Man kann natürlich viel im Netz darüber finden
persönliche und eigene Anschauung und Erlebtes stehen bei mir immer im Vordergrund

erzähl doch mal von deinen Reisen, Erwin...z.b. aus dem Iran 
welchen ich auch bereist habe

----------


## Willi Wacker

Eine Swastika (auch Svastika, Suastika; von Sanskrit m. स्वस्तिक svastika ‚Glücksbringer‘) ist ein Kreuz mit vier etwa gleich langen, einheitlich abgewinkelten Armen. Sie können nach rechts oder links zeigen, recht-, spitz-, flachwinkelig oder rundgebogen und mit Kreisen, Linien, Spiralen, Punkten oder sonstigen Ornamenten verbunden sein.[1] Solche Zeichen, das älteste von etwa 10.000 v. Chr., wurden in Asien und Europa, seltener auch in Afrika und Amerika gefunden.[2] Sie haben keine einheitliche Funktion und Bedeutung. Im Hinduismus, Jainismus und Buddhismus wird die Swastika bis heute als religiöses Glückssymbol verwendet.

Quelle
https://de.wikipedia.org/wiki/Swastika

----------


## schorschilia

> Nur eine ganz kurze Bemerkung: 
> Den gleiche Ursprung hat -und das finde ich interessant- auch die „Swastika“ also das Hakenkreuz 卐, das in vielen Kulturen seit tausenden von Jahren als „Heilszeichen“ zu finden ist.
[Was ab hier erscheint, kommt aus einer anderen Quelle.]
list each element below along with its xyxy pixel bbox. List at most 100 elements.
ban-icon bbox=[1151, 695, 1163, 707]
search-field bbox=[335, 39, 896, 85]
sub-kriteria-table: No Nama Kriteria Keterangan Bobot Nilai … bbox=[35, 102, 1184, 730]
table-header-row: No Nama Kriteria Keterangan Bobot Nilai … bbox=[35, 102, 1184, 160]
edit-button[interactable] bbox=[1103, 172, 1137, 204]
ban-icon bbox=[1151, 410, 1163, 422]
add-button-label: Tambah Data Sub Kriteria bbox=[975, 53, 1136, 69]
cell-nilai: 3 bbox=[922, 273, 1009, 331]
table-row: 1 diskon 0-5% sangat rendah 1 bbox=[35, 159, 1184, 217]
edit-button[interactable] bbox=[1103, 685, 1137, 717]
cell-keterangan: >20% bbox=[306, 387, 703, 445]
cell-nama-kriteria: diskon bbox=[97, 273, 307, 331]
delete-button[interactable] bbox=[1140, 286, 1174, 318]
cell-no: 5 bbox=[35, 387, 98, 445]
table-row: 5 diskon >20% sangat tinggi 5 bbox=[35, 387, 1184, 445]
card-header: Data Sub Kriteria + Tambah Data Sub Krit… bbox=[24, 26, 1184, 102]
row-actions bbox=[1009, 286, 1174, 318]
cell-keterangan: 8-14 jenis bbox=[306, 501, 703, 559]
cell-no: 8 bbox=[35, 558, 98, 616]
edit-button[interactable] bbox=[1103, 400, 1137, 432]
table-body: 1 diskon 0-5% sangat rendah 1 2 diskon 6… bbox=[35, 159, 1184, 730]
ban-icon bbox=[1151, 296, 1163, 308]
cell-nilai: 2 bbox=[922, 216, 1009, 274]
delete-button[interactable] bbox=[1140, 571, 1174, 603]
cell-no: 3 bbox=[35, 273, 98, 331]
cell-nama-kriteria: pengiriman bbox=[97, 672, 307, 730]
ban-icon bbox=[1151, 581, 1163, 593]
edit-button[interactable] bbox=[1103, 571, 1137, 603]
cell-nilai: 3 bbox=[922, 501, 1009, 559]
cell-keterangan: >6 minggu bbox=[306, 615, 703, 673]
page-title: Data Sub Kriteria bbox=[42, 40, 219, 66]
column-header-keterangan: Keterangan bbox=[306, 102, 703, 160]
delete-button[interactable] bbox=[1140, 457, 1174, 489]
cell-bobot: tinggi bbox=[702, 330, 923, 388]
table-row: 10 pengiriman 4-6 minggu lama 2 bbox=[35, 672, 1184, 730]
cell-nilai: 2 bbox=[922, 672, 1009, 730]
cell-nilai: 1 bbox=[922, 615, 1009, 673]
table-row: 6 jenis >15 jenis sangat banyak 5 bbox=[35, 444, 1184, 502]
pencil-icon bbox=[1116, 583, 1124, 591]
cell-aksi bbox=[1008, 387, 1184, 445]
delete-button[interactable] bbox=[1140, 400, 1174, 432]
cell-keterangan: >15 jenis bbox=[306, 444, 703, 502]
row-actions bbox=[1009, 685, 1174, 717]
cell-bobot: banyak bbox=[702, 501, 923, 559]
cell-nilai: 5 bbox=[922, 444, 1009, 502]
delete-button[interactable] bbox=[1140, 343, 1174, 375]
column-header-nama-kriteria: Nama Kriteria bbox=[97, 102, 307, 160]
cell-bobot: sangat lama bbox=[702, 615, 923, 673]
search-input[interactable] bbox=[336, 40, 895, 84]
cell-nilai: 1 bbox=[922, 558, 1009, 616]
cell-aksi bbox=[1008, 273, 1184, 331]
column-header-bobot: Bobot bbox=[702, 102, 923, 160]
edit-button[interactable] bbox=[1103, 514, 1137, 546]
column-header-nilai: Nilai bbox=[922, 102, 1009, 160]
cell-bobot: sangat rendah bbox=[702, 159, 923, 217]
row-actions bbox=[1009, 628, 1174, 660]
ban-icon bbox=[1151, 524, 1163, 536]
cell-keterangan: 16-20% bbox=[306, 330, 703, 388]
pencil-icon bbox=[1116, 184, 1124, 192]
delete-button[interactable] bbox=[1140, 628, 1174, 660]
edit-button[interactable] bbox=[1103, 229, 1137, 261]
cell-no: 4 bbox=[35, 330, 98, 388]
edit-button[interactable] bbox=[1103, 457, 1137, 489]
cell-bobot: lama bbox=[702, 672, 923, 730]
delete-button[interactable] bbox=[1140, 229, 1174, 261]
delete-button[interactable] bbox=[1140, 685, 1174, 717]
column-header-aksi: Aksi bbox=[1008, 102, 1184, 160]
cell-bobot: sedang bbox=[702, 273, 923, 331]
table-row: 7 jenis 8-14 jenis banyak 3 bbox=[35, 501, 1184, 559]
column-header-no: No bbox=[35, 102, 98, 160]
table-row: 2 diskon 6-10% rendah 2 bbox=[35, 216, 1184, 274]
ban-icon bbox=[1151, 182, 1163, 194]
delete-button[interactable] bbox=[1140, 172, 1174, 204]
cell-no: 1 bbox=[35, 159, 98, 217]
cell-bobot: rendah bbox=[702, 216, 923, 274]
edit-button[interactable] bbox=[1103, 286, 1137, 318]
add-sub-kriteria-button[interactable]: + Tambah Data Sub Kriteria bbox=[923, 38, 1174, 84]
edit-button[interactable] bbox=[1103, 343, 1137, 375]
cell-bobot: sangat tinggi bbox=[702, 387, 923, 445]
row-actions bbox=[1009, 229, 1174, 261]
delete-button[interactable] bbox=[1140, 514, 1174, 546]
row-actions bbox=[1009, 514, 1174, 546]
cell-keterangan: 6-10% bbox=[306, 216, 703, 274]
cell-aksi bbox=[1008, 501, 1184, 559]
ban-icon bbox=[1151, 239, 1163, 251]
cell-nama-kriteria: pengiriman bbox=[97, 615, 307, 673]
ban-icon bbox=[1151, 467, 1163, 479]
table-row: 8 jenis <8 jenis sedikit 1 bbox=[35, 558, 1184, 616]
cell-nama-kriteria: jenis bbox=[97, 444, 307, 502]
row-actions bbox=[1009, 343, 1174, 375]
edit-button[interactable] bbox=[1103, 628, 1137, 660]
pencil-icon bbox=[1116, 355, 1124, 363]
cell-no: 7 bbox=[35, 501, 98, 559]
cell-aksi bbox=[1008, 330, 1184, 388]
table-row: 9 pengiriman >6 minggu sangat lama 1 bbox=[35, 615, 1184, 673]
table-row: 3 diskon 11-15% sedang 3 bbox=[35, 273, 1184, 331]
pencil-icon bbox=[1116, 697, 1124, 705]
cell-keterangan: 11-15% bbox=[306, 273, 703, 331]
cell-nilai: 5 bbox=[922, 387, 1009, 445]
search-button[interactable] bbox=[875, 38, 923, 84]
Lässt mich aufhorchen. Damals 1991 ( schreibe gerne & immer wieder, dass früher manches besser war) als ich in Malaysia unterwegs war (Kek Lok Si Tempel), ist mir dies aufgefallen...




noch ein "kleines" Detail - habe keine Ahnung ob dies von Bedeutung ist; aber das Zeichen ist anders gekennzeichnet. (oder hat dies noch einmal eine andere Bedeutung?)

----------


## Willi Wacker

...lesen sollte man Post's schon , Schorschi  :: 
..................................................  .........................................( schön das du dich wieder mal meldest )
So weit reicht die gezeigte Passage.